Helen Clark is in Canberra for her annual meeting with John Howard today. What can she tell him?
There is much safe ground: mutual purring over election wins, a scan of December’s East Asia Summit, the China question, CER-ASEAN trade talks, Iran’s bomb, the Pacific.
Australia’s resigned realism about her defence policy is now partially offset by recognition of the high per-capita contribution to peacemaking and peacekeeping, especially in Afghanistan and East Timor, and her army expansion programme.
And elsewhere cooperation continues to deepen. Next month Monash University commissions its synchroton, to which New Zealand has contributed. The biotechnology alliance with the three eastern states attests to closer science links.
And then the asymmetry intrudes. Australia is New Zealand’s most important foreign relation (a fifth of exports go there and large numbers of New Zealanders go there to live). Australia’s most important foreign relation is the United States and New Zealand figures there as Fiji does here.
Managing that imbalance is a constant test for New Zealand Prime Ministers. They must get Australians to recognise value in the New Zealand market and get New Zealand business on more nearly equal terms with Australians in that market. Yet at no point may they compromise sovereignty if not to be punished at home. Nor can they risk being thought a nuisance or a niggling nationalist in Canberra.
Apples are a balancing case in point. It will not be good for trans-Tasman relations when — and local politics on both sides has made it almost certainly a “when” — a dispute is taken to the World Trade Organisation. Australia, by the way, has a counterclaim, on some tropical fruit caught up in the Hazardous Substances and New Organisms Act.
CER is now out of balance. New Zealand wants a single economic market in which a business in one country can do business in the other as if it is its home market: set-up, capital raising and investment, tax, standards and labelling, court processes, competition issues.

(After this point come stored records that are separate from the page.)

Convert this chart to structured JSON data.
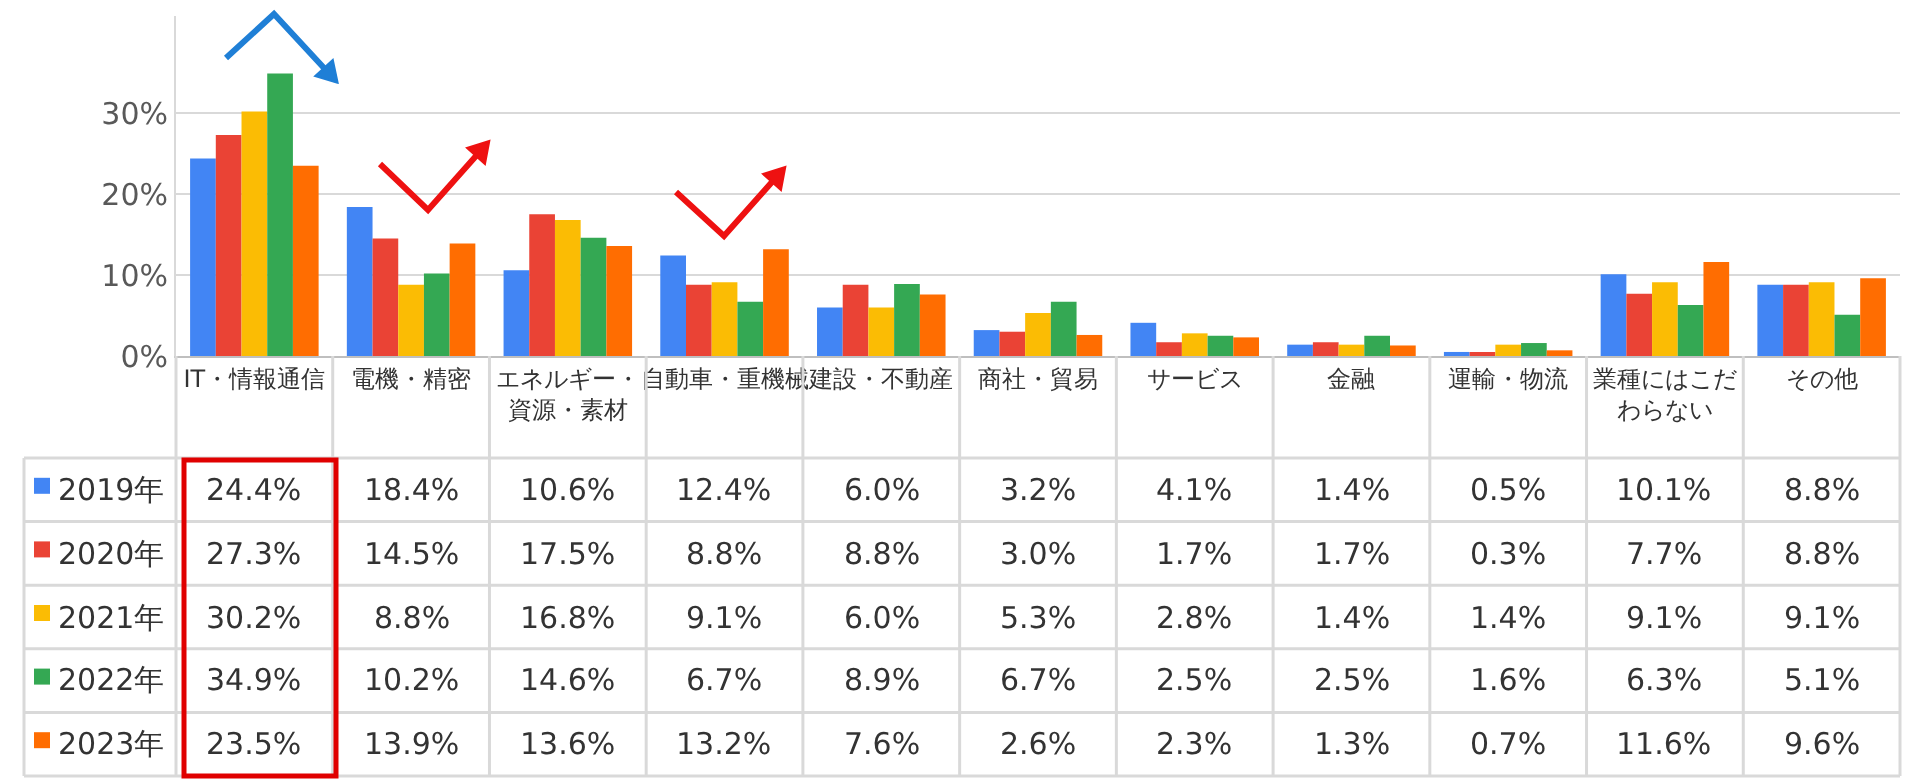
{
  "chart_data": {
    "type": "bar",
    "categories": [
      "IT・情報通信",
      "電機・精密",
      "エネルギー・資源・素材",
      "自動車・重機械",
      "建設・不動産",
      "商社・貿易",
      "サービス",
      "金融",
      "運輸・物流",
      "業種にはこだわらない",
      "その他"
    ],
    "series": [
      {
        "name": "2019年",
        "color": "#4285f4",
        "values": [
          24.4,
          18.4,
          10.6,
          12.4,
          6.0,
          3.2,
          4.1,
          1.4,
          0.5,
          10.1,
          8.8
        ],
        "value_labels": [
          "24.4%",
          "18.4%",
          "10.6%",
          "12.4%",
          "6.0%",
          "3.2%",
          "4.1%",
          "1.4%",
          "0.5%",
          "10.1%",
          "8.8%"
        ]
      },
      {
        "name": "2020年",
        "color": "#ea4335",
        "values": [
          27.3,
          14.5,
          17.5,
          8.8,
          8.8,
          3.0,
          1.7,
          1.7,
          0.3,
          7.7,
          8.8
        ],
        "value_labels": [
          "27.3%",
          "14.5%",
          "17.5%",
          "8.8%",
          "8.8%",
          "3.0%",
          "1.7%",
          "1.7%",
          "0.3%",
          "7.7%",
          "8.8%"
        ]
      },
      {
        "name": "2021年",
        "color": "#fbbc04",
        "values": [
          30.2,
          8.8,
          16.8,
          9.1,
          6.0,
          5.3,
          2.8,
          1.4,
          1.4,
          9.1,
          9.1
        ],
        "value_labels": [
          "30.2%",
          "8.8%",
          "16.8%",
          "9.1%",
          "6.0%",
          "5.3%",
          "2.8%",
          "1.4%",
          "1.4%",
          "9.1%",
          "9.1%"
        ]
      },
      {
        "name": "2022年",
        "color": "#34a853",
        "values": [
          34.9,
          10.2,
          14.6,
          6.7,
          8.9,
          6.7,
          2.5,
          2.5,
          1.6,
          6.3,
          5.1
        ],
        "value_labels": [
          "34.9%",
          "10.2%",
          "14.6%",
          "6.7%",
          "8.9%",
          "6.7%",
          "2.5%",
          "2.5%",
          "1.6%",
          "6.3%",
          "5.1%"
        ]
      },
      {
        "name": "2023年",
        "color": "#ff6d01",
        "values": [
          23.5,
          13.9,
          13.6,
          13.2,
          7.6,
          2.6,
          2.3,
          1.3,
          0.7,
          11.6,
          9.6
        ],
        "value_labels": [
          "23.5%",
          "13.9%",
          "13.6%",
          "13.2%",
          "7.6%",
          "2.6%",
          "2.3%",
          "1.3%",
          "0.7%",
          "11.6%",
          "9.6%"
        ]
      }
    ],
    "ylim": [
      0,
      42
    ],
    "yticks": [
      {
        "value": 0,
        "label": "0%"
      },
      {
        "value": 10,
        "label": "10%"
      },
      {
        "value": 20,
        "label": "20%"
      },
      {
        "value": 30,
        "label": "30%"
      }
    ],
    "grid": "y",
    "legend": "bottom left"
  }
}
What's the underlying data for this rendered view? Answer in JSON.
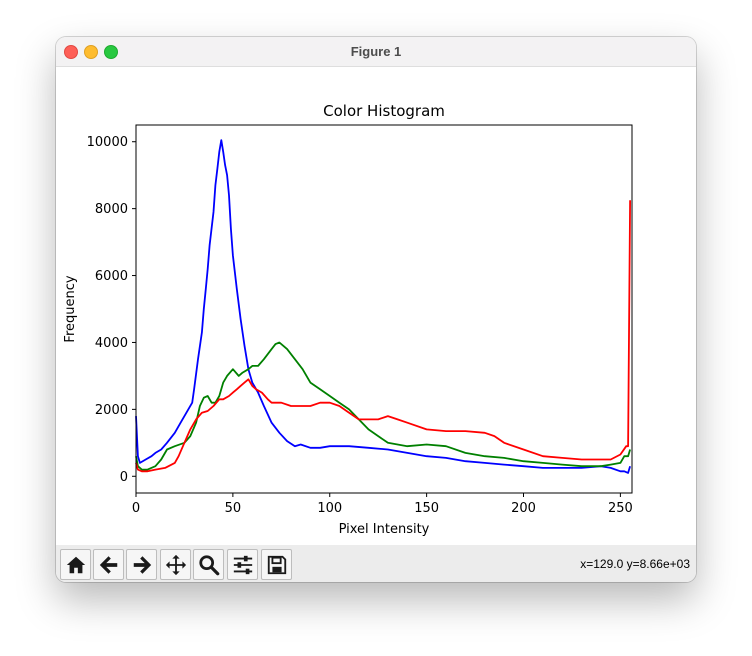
{
  "window": {
    "title": "Figure 1"
  },
  "toolbar": {
    "buttons": [
      {
        "name": "home-button",
        "icon": "home-icon"
      },
      {
        "name": "back-button",
        "icon": "arrow-left-icon"
      },
      {
        "name": "forward-button",
        "icon": "arrow-right-icon"
      },
      {
        "name": "pan-button",
        "icon": "move-icon"
      },
      {
        "name": "zoom-button",
        "icon": "magnifier-icon"
      },
      {
        "name": "configure-subplots-button",
        "icon": "sliders-icon"
      },
      {
        "name": "save-button",
        "icon": "floppy-disk-icon"
      }
    ],
    "coordinates": "x=129.0 y=8.66e+03"
  },
  "chart_data": {
    "type": "line",
    "title": "Color Histogram",
    "xlabel": "Pixel Intensity",
    "ylabel": "Frequency",
    "xlim": [
      0,
      256
    ],
    "ylim": [
      -500,
      10500
    ],
    "xticks": [
      0,
      50,
      100,
      150,
      200,
      250
    ],
    "yticks": [
      0,
      2000,
      4000,
      6000,
      8000,
      10000
    ],
    "grid": false,
    "series": [
      {
        "color": "#0000ff",
        "x": [
          0,
          1,
          2,
          5,
          8,
          10,
          13,
          16,
          20,
          23,
          26,
          29,
          30,
          32,
          34,
          35,
          36,
          37,
          38,
          40,
          41,
          42,
          43,
          44,
          45,
          46,
          47,
          48,
          49,
          50,
          52,
          54,
          56,
          58,
          60,
          63,
          66,
          70,
          74,
          78,
          82,
          85,
          90,
          95,
          100,
          110,
          120,
          130,
          140,
          150,
          160,
          170,
          180,
          190,
          200,
          210,
          220,
          230,
          240,
          245,
          250,
          252,
          254,
          255
        ],
        "values": [
          1800,
          600,
          400,
          500,
          600,
          700,
          800,
          1000,
          1300,
          1600,
          1900,
          2200,
          2600,
          3500,
          4300,
          5000,
          5600,
          6200,
          6900,
          7900,
          8700,
          9200,
          9700,
          10050,
          9700,
          9300,
          9000,
          8400,
          7400,
          6600,
          5600,
          4700,
          3900,
          3200,
          2800,
          2500,
          2100,
          1600,
          1300,
          1050,
          900,
          950,
          850,
          850,
          900,
          900,
          850,
          800,
          700,
          600,
          550,
          450,
          400,
          350,
          300,
          250,
          250,
          250,
          300,
          250,
          150,
          150,
          100,
          300
        ]
      },
      {
        "color": "#008000",
        "x": [
          0,
          1,
          3,
          6,
          10,
          13,
          16,
          20,
          25,
          28,
          31,
          33,
          35,
          37,
          39,
          41,
          43,
          45,
          47,
          50,
          53,
          55,
          58,
          60,
          63,
          66,
          70,
          72,
          74,
          76,
          78,
          82,
          86,
          90,
          95,
          100,
          105,
          110,
          115,
          120,
          125,
          130,
          140,
          150,
          160,
          170,
          180,
          190,
          200,
          210,
          220,
          230,
          240,
          245,
          250,
          252,
          254,
          255
        ],
        "values": [
          600,
          300,
          200,
          200,
          300,
          500,
          800,
          900,
          1000,
          1200,
          1600,
          2100,
          2350,
          2400,
          2200,
          2200,
          2400,
          2800,
          3000,
          3200,
          3000,
          3100,
          3200,
          3300,
          3300,
          3500,
          3800,
          3950,
          4000,
          3900,
          3800,
          3500,
          3200,
          2800,
          2600,
          2400,
          2200,
          2000,
          1700,
          1400,
          1200,
          1000,
          900,
          950,
          900,
          700,
          600,
          550,
          450,
          400,
          350,
          300,
          300,
          350,
          400,
          600,
          600,
          800
        ]
      },
      {
        "color": "#ff0000",
        "x": [
          0,
          1,
          3,
          6,
          10,
          15,
          20,
          22,
          25,
          28,
          31,
          34,
          37,
          40,
          43,
          45,
          48,
          50,
          52,
          54,
          56,
          58,
          60,
          62,
          65,
          68,
          70,
          75,
          80,
          85,
          90,
          95,
          100,
          105,
          110,
          115,
          120,
          125,
          130,
          135,
          140,
          150,
          160,
          170,
          180,
          185,
          190,
          200,
          210,
          220,
          230,
          240,
          245,
          250,
          253,
          254,
          255
        ],
        "values": [
          400,
          200,
          150,
          150,
          200,
          250,
          400,
          600,
          1000,
          1400,
          1700,
          1900,
          1950,
          2100,
          2300,
          2300,
          2400,
          2500,
          2600,
          2700,
          2800,
          2900,
          2700,
          2600,
          2500,
          2300,
          2200,
          2200,
          2100,
          2100,
          2100,
          2200,
          2200,
          2100,
          1900,
          1700,
          1700,
          1700,
          1800,
          1700,
          1600,
          1400,
          1350,
          1350,
          1300,
          1200,
          1000,
          800,
          600,
          550,
          500,
          500,
          500,
          650,
          900,
          900,
          8250
        ]
      }
    ]
  }
}
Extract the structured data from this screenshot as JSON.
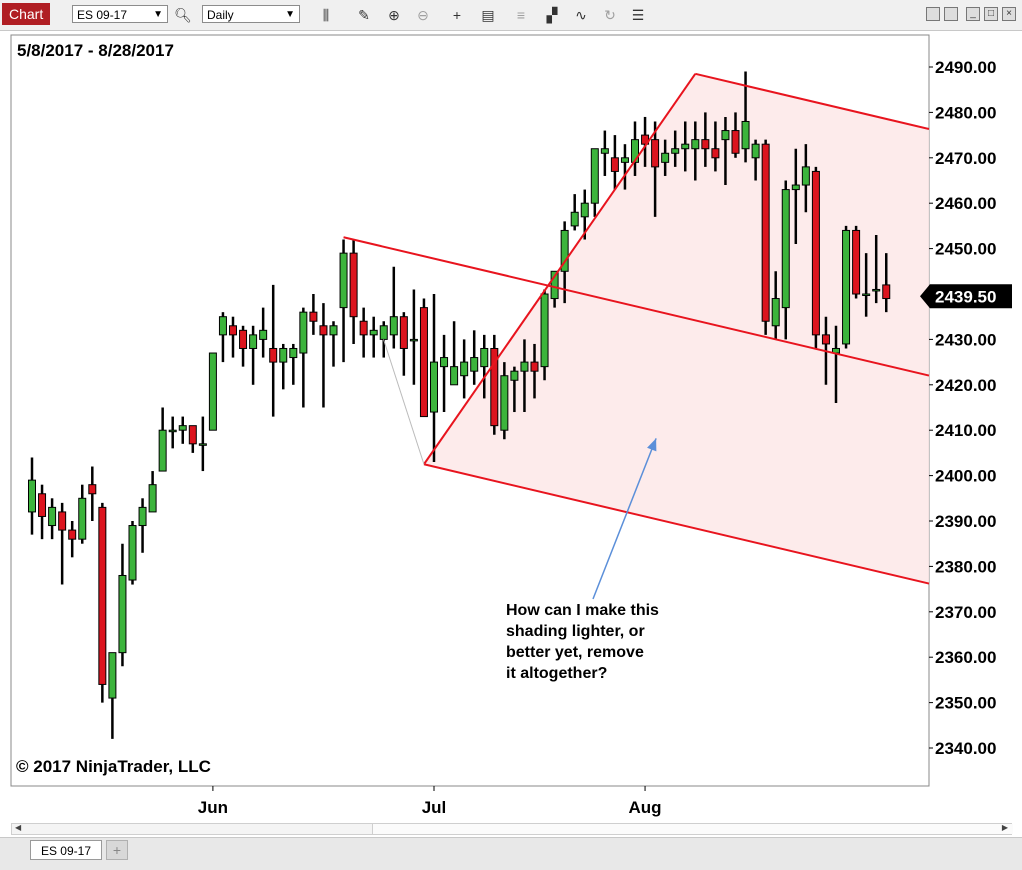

Some Australian businesses see the point — after all, Australians own most of the banking system and a great number of other businesses, including some which started here and went there. Those businesses want a single market, too, as has become clear at the Australia New Zealand Leadership Forum meetings.
But there are hurdles.
One is New Zealand’s generous granting of visa-free entry for tourists, which raises post-Iraq security worries in Canberra. So passport-free trans-Tasman travel is out.
A second hurdle is Australian bureaucrats’ protective approach to their tax base (a problem with dividend imputation, for example) and their regulatory system, which sometimes parks undertakings their ministers give.
A third lies in the detail of the regulatory changes needed. Bigger Australia does not see as much point in compromise as New Zealand. So it took 15 years from first mention to get an improvement in the rules-of-origin governing which goods qualify for duty-free entry. New Zealand, on the other hand, has a different view on tax rates. And its businesses, particularly bigger businesses, are wary of Australia’s more prescriptive regulatory approach.
A fourth lies in the selection of what to mesh. Essentially, Australia chooses. Much CER negotiation looks like New Zealand pushing on the end of a piece of string and succeeding only when Australia decides to pull on the other end.
One string Australia decided to pull was on banking regulation, after two Australian banks objected to the Reserve Bank’s approach here. The options put to Michael Cullen were a joint regulator or joint regulations administered by two separate regulators. The sticking point is that banking surveillance here puts the onus on bank directors, while Australia’s rules put the onus on the regulator, which has to be intrusive to succeed (and doesn’t always succeed).
The banking move came with a warning from Treasurer Peter Costello that if he did not get “measurable improvements”, Australia would turn its negotiating energies elsewhere in the world.
That bluntness underlines Howard’s importance to Clark. The next generation of Canberra politicians does not share his 1950s sentiment about a longstanding, if sometimes wayward, Commonwealth companion and war comrade.
Will the next Australian Prime Minister diary an annual meeting with the eastern cousin?
After you answer no, as the odds suggest you must, ponder what this or the next New Zealand Prime Minister might do about Australia.
The Labour party does have an instinct for prescriptive regulation — as in electricity, telecommunications and the labour market. It has moved competition law and insider trading law closer to Australian law and is following with bankruptcy law.
But prescriptive regulation can — mostly does — reduce international competitiveness. Adopting Australia’s prescriptive rules to get smoother access for 20 per cent of our exports and part of our foreign investment might reduce our ability to export, and attract investment from, elsewhere.
And officials’ time spent pushing on the end of the CER string is time not spent on other bilaterals and promoting trade and tourism.
So what Clark could tell Howard today is that henceforth New Zealand’s CER focus will be on internationally competitive, not just Australasian-competitive, tax arrangements, joint regulation and administration and that otherwise she will focus on bigger fish in Asia, Europe and America.
Of course, Australia is our most important foreign relation. But the rest of the world put together is more important. And will become more so.